Our Culture Code helps make this connection tangible. For example, “Being human is our superpower” is not just a slogan. It reflects our belief that humanity is a strength, not a weakness. At the same time, “Deliver exceptional results” reinforces our ambition and our commitment to high performance.
That balance is where the magic happens. We want to build a culture where people are proud to be part of the brand because they understand that their work matters. When employees recognize the role they play in shaping the customer experience, the brand is no longer something that is communicated, it becomes something that is lived every day.
Finally, what advice would you give someone in their mid-20s who wants to build a meaningful career? What do you wish you had known at that age?
I wish I had understood much earlier that careers do not have to be linear in order to be successful.

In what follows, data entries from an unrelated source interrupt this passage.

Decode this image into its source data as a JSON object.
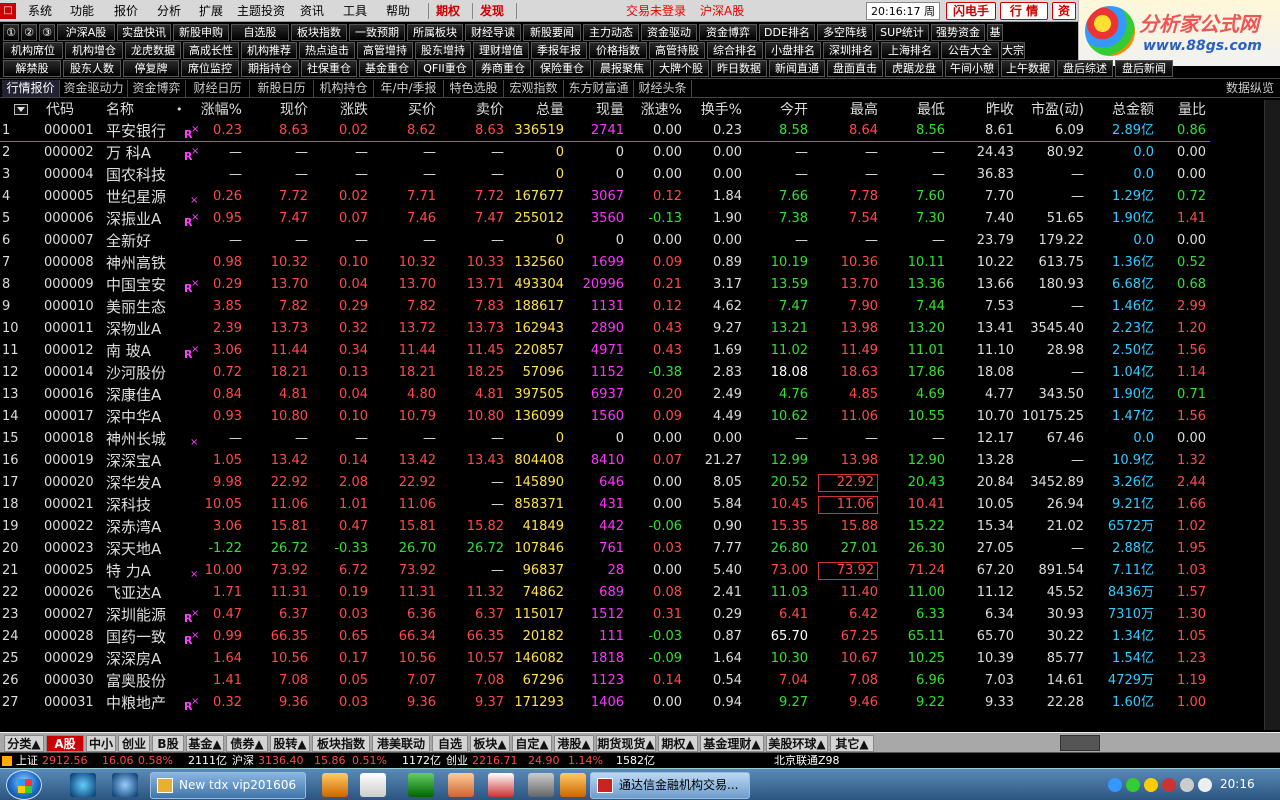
{
  "menubar": {
    "items": [
      "系统",
      "功能",
      "报价",
      "分析",
      "扩展",
      "主题投资",
      "资讯",
      "工具",
      "帮助"
    ],
    "quanquan": "期权",
    "faxian": "发现",
    "status": "交易未登录",
    "market": "沪深A股",
    "clock": "20:16:17 周二",
    "flash": "闪电手",
    "hangqing": "行 情",
    "zi": "资"
  },
  "brand": {
    "title": "分析家公式网",
    "url": "www.88gs.com"
  },
  "quick": {
    "row1": [
      {
        "t": "①",
        "c": ""
      },
      {
        "t": "②",
        "c": ""
      },
      {
        "t": "③",
        "c": ""
      },
      {
        "t": "沪深A股",
        "c": ""
      },
      {
        "t": "实盘快讯",
        "c": ""
      },
      {
        "t": "新股申购",
        "c": ""
      },
      {
        "t": "自选股",
        "c": ""
      },
      {
        "t": "板块指数",
        "c": ""
      },
      {
        "t": "一致预期",
        "c": ""
      },
      {
        "t": "所属板块",
        "c": ""
      },
      {
        "t": "财经导读",
        "c": ""
      },
      {
        "t": "新股要闻",
        "c": ""
      },
      {
        "t": "主力动态",
        "c": ""
      },
      {
        "t": "资金驱动",
        "c": ""
      },
      {
        "t": "资金博弈",
        "c": ""
      },
      {
        "t": "DDE排名",
        "c": ""
      },
      {
        "t": "多空阵线",
        "c": ""
      },
      {
        "t": "SUP统计",
        "c": ""
      },
      {
        "t": "强势资金",
        "c": ""
      },
      {
        "t": "基",
        "c": ""
      }
    ],
    "row2": [
      {
        "t": "机构席位",
        "c": ""
      },
      {
        "t": "机构增仓",
        "c": ""
      },
      {
        "t": "龙虎数据",
        "c": ""
      },
      {
        "t": "高成长性",
        "c": ""
      },
      {
        "t": "机构推荐",
        "c": ""
      },
      {
        "t": "热点追击",
        "c": ""
      },
      {
        "t": "高管增持",
        "c": ""
      },
      {
        "t": "股东增持",
        "c": ""
      },
      {
        "t": "理财增值",
        "c": ""
      },
      {
        "t": "季报年报",
        "c": ""
      },
      {
        "t": "价格指数",
        "c": ""
      },
      {
        "t": "高管持股",
        "c": ""
      },
      {
        "t": "综合排名",
        "c": ""
      },
      {
        "t": "小盘排名",
        "c": ""
      },
      {
        "t": "深圳排名",
        "c": ""
      },
      {
        "t": "上海排名",
        "c": ""
      },
      {
        "t": "公告大全",
        "c": ""
      },
      {
        "t": "大宗",
        "c": ""
      }
    ],
    "row3": [
      {
        "t": "解禁股",
        "c": ""
      },
      {
        "t": "股东人数",
        "c": ""
      },
      {
        "t": "停复牌",
        "c": ""
      },
      {
        "t": "席位监控",
        "c": ""
      },
      {
        "t": "期指持仓",
        "c": ""
      },
      {
        "t": "社保重仓",
        "c": ""
      },
      {
        "t": "基金重仓",
        "c": ""
      },
      {
        "t": "QFII重仓",
        "c": ""
      },
      {
        "t": "券商重仓",
        "c": ""
      },
      {
        "t": "保险重仓",
        "c": ""
      },
      {
        "t": "晨报聚焦",
        "c": ""
      },
      {
        "t": "大牌个股",
        "c": ""
      },
      {
        "t": "昨日数据",
        "c": ""
      },
      {
        "t": "新闻直通",
        "c": ""
      },
      {
        "t": "盘面直击",
        "c": ""
      },
      {
        "t": "虎踞龙盘",
        "c": ""
      },
      {
        "t": "午间小憩",
        "c": ""
      },
      {
        "t": "上午数据",
        "c": ""
      },
      {
        "t": "盘后综述",
        "c": ""
      },
      {
        "t": "盘后新闻",
        "c": ""
      }
    ]
  },
  "tabs": [
    "行情报价",
    "资金驱动力",
    "资金博弈",
    "财经日历",
    "新股日历",
    "机构持仓",
    "年/中/季报",
    "特色选股",
    "宏观指数",
    "东方财富通",
    "财经头条"
  ],
  "tabs_right": "数据纵览",
  "headers": [
    "代码",
    "名称",
    "•",
    "涨幅%",
    "现价",
    "涨跌",
    "买价",
    "卖价",
    "总量",
    "现量",
    "涨速%",
    "换手%",
    "今开",
    "最高",
    "最低",
    "昨收",
    "市盈(动)",
    "总金额",
    "量比"
  ],
  "rows": [
    [
      "1",
      "000001",
      "平安银行",
      "R",
      "0.23",
      "8.63",
      "0.02",
      "8.62",
      "8.63",
      "336519",
      "2741",
      "0.00",
      "0.23",
      "8.58",
      "8.64",
      "8.56",
      "8.61",
      "6.09",
      "2.89亿",
      "0.86"
    ],
    [
      "2",
      "000002",
      "万 科A",
      "R",
      "—",
      "—",
      "—",
      "—",
      "—",
      "0",
      "0",
      "0.00",
      "0.00",
      "—",
      "—",
      "—",
      "24.43",
      "80.92",
      "0.0",
      "0.00"
    ],
    [
      "3",
      "000004",
      "国农科技",
      "",
      "—",
      "—",
      "—",
      "—",
      "—",
      "0",
      "0",
      "0.00",
      "0.00",
      "—",
      "—",
      "—",
      "36.83",
      "—",
      "0.0",
      "0.00"
    ],
    [
      "4",
      "000005",
      "世纪星源",
      "x",
      "0.26",
      "7.72",
      "0.02",
      "7.71",
      "7.72",
      "167677",
      "3067",
      "0.12",
      "1.84",
      "7.66",
      "7.78",
      "7.60",
      "7.70",
      "—",
      "1.29亿",
      "0.72"
    ],
    [
      "5",
      "000006",
      "深振业A",
      "R",
      "0.95",
      "7.47",
      "0.07",
      "7.46",
      "7.47",
      "255012",
      "3560",
      "-0.13",
      "1.90",
      "7.38",
      "7.54",
      "7.30",
      "7.40",
      "51.65",
      "1.90亿",
      "1.41"
    ],
    [
      "6",
      "000007",
      "全新好",
      "",
      "—",
      "—",
      "—",
      "—",
      "—",
      "0",
      "0",
      "0.00",
      "0.00",
      "—",
      "—",
      "—",
      "23.79",
      "179.22",
      "0.0",
      "0.00"
    ],
    [
      "7",
      "000008",
      "神州高铁",
      "",
      "0.98",
      "10.32",
      "0.10",
      "10.32",
      "10.33",
      "132560",
      "1699",
      "0.09",
      "0.89",
      "10.19",
      "10.36",
      "10.11",
      "10.22",
      "613.75",
      "1.36亿",
      "0.52"
    ],
    [
      "8",
      "000009",
      "中国宝安",
      "R",
      "0.29",
      "13.70",
      "0.04",
      "13.70",
      "13.71",
      "493304",
      "20996",
      "0.21",
      "3.17",
      "13.59",
      "13.70",
      "13.36",
      "13.66",
      "180.93",
      "6.68亿",
      "0.68"
    ],
    [
      "9",
      "000010",
      "美丽生态",
      "",
      "3.85",
      "7.82",
      "0.29",
      "7.82",
      "7.83",
      "188617",
      "1131",
      "0.12",
      "4.62",
      "7.47",
      "7.90",
      "7.44",
      "7.53",
      "—",
      "1.46亿",
      "2.99"
    ],
    [
      "10",
      "000011",
      "深物业A",
      "",
      "2.39",
      "13.73",
      "0.32",
      "13.72",
      "13.73",
      "162943",
      "2890",
      "0.43",
      "9.27",
      "13.21",
      "13.98",
      "13.20",
      "13.41",
      "3545.40",
      "2.23亿",
      "1.20"
    ],
    [
      "11",
      "000012",
      "南 玻A",
      "R",
      "3.06",
      "11.44",
      "0.34",
      "11.44",
      "11.45",
      "220857",
      "4971",
      "0.43",
      "1.69",
      "11.02",
      "11.49",
      "11.01",
      "11.10",
      "28.98",
      "2.50亿",
      "1.56"
    ],
    [
      "12",
      "000014",
      "沙河股份",
      "",
      "0.72",
      "18.21",
      "0.13",
      "18.21",
      "18.25",
      "57096",
      "1152",
      "-0.38",
      "2.83",
      "18.08",
      "18.63",
      "17.86",
      "18.08",
      "—",
      "1.04亿",
      "1.14"
    ],
    [
      "13",
      "000016",
      "深康佳A",
      "",
      "0.84",
      "4.81",
      "0.04",
      "4.80",
      "4.81",
      "397505",
      "6937",
      "0.20",
      "2.49",
      "4.76",
      "4.85",
      "4.69",
      "4.77",
      "343.50",
      "1.90亿",
      "0.71"
    ],
    [
      "14",
      "000017",
      "深中华A",
      "",
      "0.93",
      "10.80",
      "0.10",
      "10.79",
      "10.80",
      "136099",
      "1560",
      "0.09",
      "4.49",
      "10.62",
      "11.06",
      "10.55",
      "10.70",
      "10175.25",
      "1.47亿",
      "1.56"
    ],
    [
      "15",
      "000018",
      "神州长城",
      "x",
      "—",
      "—",
      "—",
      "—",
      "—",
      "0",
      "0",
      "0.00",
      "0.00",
      "—",
      "—",
      "—",
      "12.17",
      "67.46",
      "0.0",
      "0.00"
    ],
    [
      "16",
      "000019",
      "深深宝A",
      "",
      "1.05",
      "13.42",
      "0.14",
      "13.42",
      "13.43",
      "804408",
      "8410",
      "0.07",
      "21.27",
      "12.99",
      "13.98",
      "12.90",
      "13.28",
      "—",
      "10.9亿",
      "1.32"
    ],
    [
      "17",
      "000020",
      "深华发A",
      "",
      "9.98",
      "22.92",
      "2.08",
      "22.92",
      "—",
      "145890",
      "646",
      "0.00",
      "8.05",
      "20.52",
      "22.92",
      "20.43",
      "20.84",
      "3452.89",
      "3.26亿",
      "2.44"
    ],
    [
      "18",
      "000021",
      "深科技",
      "",
      "10.05",
      "11.06",
      "1.01",
      "11.06",
      "—",
      "858371",
      "431",
      "0.00",
      "5.84",
      "10.45",
      "11.06",
      "10.41",
      "10.05",
      "26.94",
      "9.21亿",
      "1.66"
    ],
    [
      "19",
      "000022",
      "深赤湾A",
      "",
      "3.06",
      "15.81",
      "0.47",
      "15.81",
      "15.82",
      "41849",
      "442",
      "-0.06",
      "0.90",
      "15.35",
      "15.88",
      "15.22",
      "15.34",
      "21.02",
      "6572万",
      "1.02"
    ],
    [
      "20",
      "000023",
      "深天地A",
      "",
      "-1.22",
      "26.72",
      "-0.33",
      "26.70",
      "26.72",
      "107846",
      "761",
      "0.03",
      "7.77",
      "26.80",
      "27.01",
      "26.30",
      "27.05",
      "—",
      "2.88亿",
      "1.95"
    ],
    [
      "21",
      "000025",
      "特 力A",
      "x",
      "10.00",
      "73.92",
      "6.72",
      "73.92",
      "—",
      "96837",
      "28",
      "0.00",
      "5.40",
      "73.00",
      "73.92",
      "71.24",
      "67.20",
      "891.54",
      "7.11亿",
      "1.03"
    ],
    [
      "22",
      "000026",
      "飞亚达A",
      "",
      "1.71",
      "11.31",
      "0.19",
      "11.31",
      "11.32",
      "74862",
      "689",
      "0.08",
      "2.41",
      "11.03",
      "11.40",
      "11.00",
      "11.12",
      "45.52",
      "8436万",
      "1.57"
    ],
    [
      "23",
      "000027",
      "深圳能源",
      "R",
      "0.47",
      "6.37",
      "0.03",
      "6.36",
      "6.37",
      "115017",
      "1512",
      "0.31",
      "0.29",
      "6.41",
      "6.42",
      "6.33",
      "6.34",
      "30.93",
      "7310万",
      "1.30"
    ],
    [
      "24",
      "000028",
      "国药一致",
      "R",
      "0.99",
      "66.35",
      "0.65",
      "66.34",
      "66.35",
      "20182",
      "111",
      "-0.03",
      "0.87",
      "65.70",
      "67.25",
      "65.11",
      "65.70",
      "30.22",
      "1.34亿",
      "1.05"
    ],
    [
      "25",
      "000029",
      "深深房A",
      "",
      "1.64",
      "10.56",
      "0.17",
      "10.56",
      "10.57",
      "146082",
      "1818",
      "-0.09",
      "1.64",
      "10.30",
      "10.67",
      "10.25",
      "10.39",
      "85.77",
      "1.54亿",
      "1.23"
    ],
    [
      "26",
      "000030",
      "富奥股份",
      "",
      "1.41",
      "7.08",
      "0.05",
      "7.07",
      "7.08",
      "67296",
      "1123",
      "0.14",
      "0.54",
      "7.04",
      "7.08",
      "6.96",
      "7.03",
      "14.61",
      "4729万",
      "1.19"
    ],
    [
      "27",
      "000031",
      "中粮地产",
      "R",
      "0.32",
      "9.36",
      "0.03",
      "9.36",
      "9.37",
      "171293",
      "1406",
      "0.00",
      "0.94",
      "9.27",
      "9.46",
      "9.22",
      "9.33",
      "22.28",
      "1.60亿",
      "1.00"
    ]
  ],
  "bottom_tabs": [
    "分类▲",
    "A股",
    "中小",
    "创业",
    "B股",
    "基金▲",
    "债券▲",
    "股转▲",
    "板块指数",
    "港美联动",
    "自选",
    "板块▲",
    "自定▲",
    "港股▲",
    "期货现货▲",
    "期权▲",
    "基金理财▲",
    "美股环球▲",
    "其它▲"
  ],
  "ticker": {
    "sh_label": "上证",
    "sh_val": "2912.56",
    "sh_chg": "16.06",
    "sh_pct": "0.58%",
    "sh_amt": "2111亿",
    "hs_label": "沪深",
    "hs_val": "3136.40",
    "hs_chg": "15.86",
    "hs_pct": "0.51%",
    "hs_amt": "1172亿",
    "cy_label": "创业",
    "cy_val": "2216.71",
    "cy_chg": "24.90",
    "cy_pct": "1.14%",
    "cy_amt": "1582亿",
    "server": "北京联通Z98"
  },
  "taskbar": {
    "win1": "New tdx vip201606",
    "win2": "通达信金融机构交易...",
    "time": "20:16"
  },
  "colors": {
    "up": "#ff4a4a",
    "down": "#32e032",
    "flat": "#dddddd",
    "vol": "#ffe14a",
    "cur_vol": "#ff33ff",
    "amount": "#33ccff"
  }
}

In my mid-20s, I thought very much in terms of plans: get the right degree, find the right job, follow the right path. When something did not work out, it felt like failure.
Today, I see it very differently. Many of the most important career milestones emerge from detours, from moments when you realize something is not the right fit, discover abilities you did not know you had, or find the courage to take a bigger step than you initially thought possible.
My advice would be to experiment before feeling pressured to define the perfect career. Seek environments where you can learn quickly. Work with people who challenge you and hold high standards. Take on responsibility before you feel 100% ready.
For women in particular, I would add this: Do not wait for someone else to give you permission to think bigger. Visibility, ambition, and confidence often do not come before the next step, they are built through taking the next step.
You do not need a perfect plan. You simply need the willingness to start, to learn, and to adjust your course as you grow.